While some industry players have responded by pulling back or revising commitments, Scanomat has remained committed to our approach. We continue to honour our agreements, even as the market has surged to unprecedented levels. This has required some renegotiations, but our priority has remained ensuring that farmers are compensated fairly and never locked into agreements that work against them. Our long-term trade relationships provide a foundation of trust and allow us to navigate these fluctuations while maintaining a transparent and mutually beneficial approach.

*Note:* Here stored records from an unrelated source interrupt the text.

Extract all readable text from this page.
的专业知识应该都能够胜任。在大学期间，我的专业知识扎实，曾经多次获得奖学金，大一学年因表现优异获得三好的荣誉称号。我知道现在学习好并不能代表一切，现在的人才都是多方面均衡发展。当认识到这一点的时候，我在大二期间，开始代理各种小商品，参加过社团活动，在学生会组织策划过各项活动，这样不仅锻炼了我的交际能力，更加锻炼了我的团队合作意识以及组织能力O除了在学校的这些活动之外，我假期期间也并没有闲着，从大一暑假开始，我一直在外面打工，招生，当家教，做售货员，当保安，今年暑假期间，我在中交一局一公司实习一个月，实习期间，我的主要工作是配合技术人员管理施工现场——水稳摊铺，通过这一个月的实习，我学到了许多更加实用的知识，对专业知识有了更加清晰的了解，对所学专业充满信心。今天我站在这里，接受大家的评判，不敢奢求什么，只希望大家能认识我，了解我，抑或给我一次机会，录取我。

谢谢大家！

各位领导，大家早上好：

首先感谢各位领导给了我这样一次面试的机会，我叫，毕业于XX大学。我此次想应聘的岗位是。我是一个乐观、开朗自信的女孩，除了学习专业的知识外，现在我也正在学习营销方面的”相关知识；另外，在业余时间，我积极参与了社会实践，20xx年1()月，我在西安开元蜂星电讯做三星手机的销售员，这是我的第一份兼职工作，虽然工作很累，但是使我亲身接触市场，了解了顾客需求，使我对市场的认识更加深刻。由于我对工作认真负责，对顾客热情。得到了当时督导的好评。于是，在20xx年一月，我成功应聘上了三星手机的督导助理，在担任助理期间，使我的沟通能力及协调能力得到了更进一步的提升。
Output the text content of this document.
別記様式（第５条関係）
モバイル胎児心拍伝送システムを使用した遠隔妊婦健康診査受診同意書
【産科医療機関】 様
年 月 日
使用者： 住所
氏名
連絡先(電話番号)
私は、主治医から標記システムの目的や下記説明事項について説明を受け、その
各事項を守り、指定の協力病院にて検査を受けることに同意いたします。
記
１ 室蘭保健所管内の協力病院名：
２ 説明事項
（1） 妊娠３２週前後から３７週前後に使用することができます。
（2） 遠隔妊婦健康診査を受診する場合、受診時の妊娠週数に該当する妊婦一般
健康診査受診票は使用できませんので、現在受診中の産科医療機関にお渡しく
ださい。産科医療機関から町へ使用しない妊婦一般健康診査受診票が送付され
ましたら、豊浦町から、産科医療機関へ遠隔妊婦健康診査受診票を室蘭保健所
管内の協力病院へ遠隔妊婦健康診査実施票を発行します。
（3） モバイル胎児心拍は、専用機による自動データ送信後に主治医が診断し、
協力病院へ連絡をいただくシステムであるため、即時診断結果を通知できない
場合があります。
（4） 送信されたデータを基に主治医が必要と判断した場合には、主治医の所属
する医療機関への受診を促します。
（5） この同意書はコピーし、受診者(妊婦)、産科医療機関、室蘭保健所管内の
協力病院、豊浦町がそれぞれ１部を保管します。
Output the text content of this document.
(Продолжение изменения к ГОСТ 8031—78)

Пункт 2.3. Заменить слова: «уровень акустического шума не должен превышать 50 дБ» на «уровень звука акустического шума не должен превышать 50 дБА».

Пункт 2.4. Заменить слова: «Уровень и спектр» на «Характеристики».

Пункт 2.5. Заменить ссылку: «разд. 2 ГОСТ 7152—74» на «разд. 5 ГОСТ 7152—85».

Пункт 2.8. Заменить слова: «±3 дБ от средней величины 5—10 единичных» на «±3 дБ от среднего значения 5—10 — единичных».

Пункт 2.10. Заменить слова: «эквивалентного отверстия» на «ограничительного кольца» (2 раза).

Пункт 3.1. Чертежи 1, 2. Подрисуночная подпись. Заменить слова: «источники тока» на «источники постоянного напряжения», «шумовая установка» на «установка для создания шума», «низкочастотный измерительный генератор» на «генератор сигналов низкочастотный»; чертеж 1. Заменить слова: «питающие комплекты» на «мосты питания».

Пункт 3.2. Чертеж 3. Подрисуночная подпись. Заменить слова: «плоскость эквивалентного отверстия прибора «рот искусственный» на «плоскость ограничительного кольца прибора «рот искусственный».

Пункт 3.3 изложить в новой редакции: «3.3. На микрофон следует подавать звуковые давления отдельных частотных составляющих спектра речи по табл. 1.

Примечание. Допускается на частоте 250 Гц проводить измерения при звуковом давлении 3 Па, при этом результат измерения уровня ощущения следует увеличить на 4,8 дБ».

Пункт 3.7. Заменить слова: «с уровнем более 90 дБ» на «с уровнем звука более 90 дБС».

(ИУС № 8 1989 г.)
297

This is where supply chain structure matters. Because of the way we build our relationships, we feel confident that in almost all cases, the extra money we pay reaches farmers directly, not just through price premiums but through pricing strategies that prioritise stability over speculation. Unlike many farmers who remain exposed to unstable buyers and shifting market dynamics, those in our network benefit from more predictable pricing and greater financial security.
Our Mexican partner Edelmira works similar to Frederik in Nicaragua, by offering farmers better terms and prices than other traders in the area. Last harvest we paid 61,3% above C-market prices.
What we need to change?
We are entering a new market reality; one where high coffee prices may be here to stay. Structural shifts in production, climate pressures, and evolving demand suggest that the era of consistently low prices is unlikely to return. Rather than resisting this change, the industry must adapt by treating coffee with the respect it deserves, much like other high-quality, experience-driven goods.
However, if history has taught us anything, price crashes are inevitable. When they happen, farmers will once again bear the brunt of the downturn, except for those in networks built to protect them. This is why long-term stability must take priority over short-term fluctuations. At Scanomat, we ensure that producers in our network remain shielded from market volatility through structured pricing agreements and direct trade relationships.
Sustainability isn’t just about paying more; it’s about ensuring coffee remains a viable livelihood in both high and low market conditions. The real question is no longer whether coffee can be ethically sourced, it’s whether it can be economically sustainable for the people who grow it, regardless of market shifts.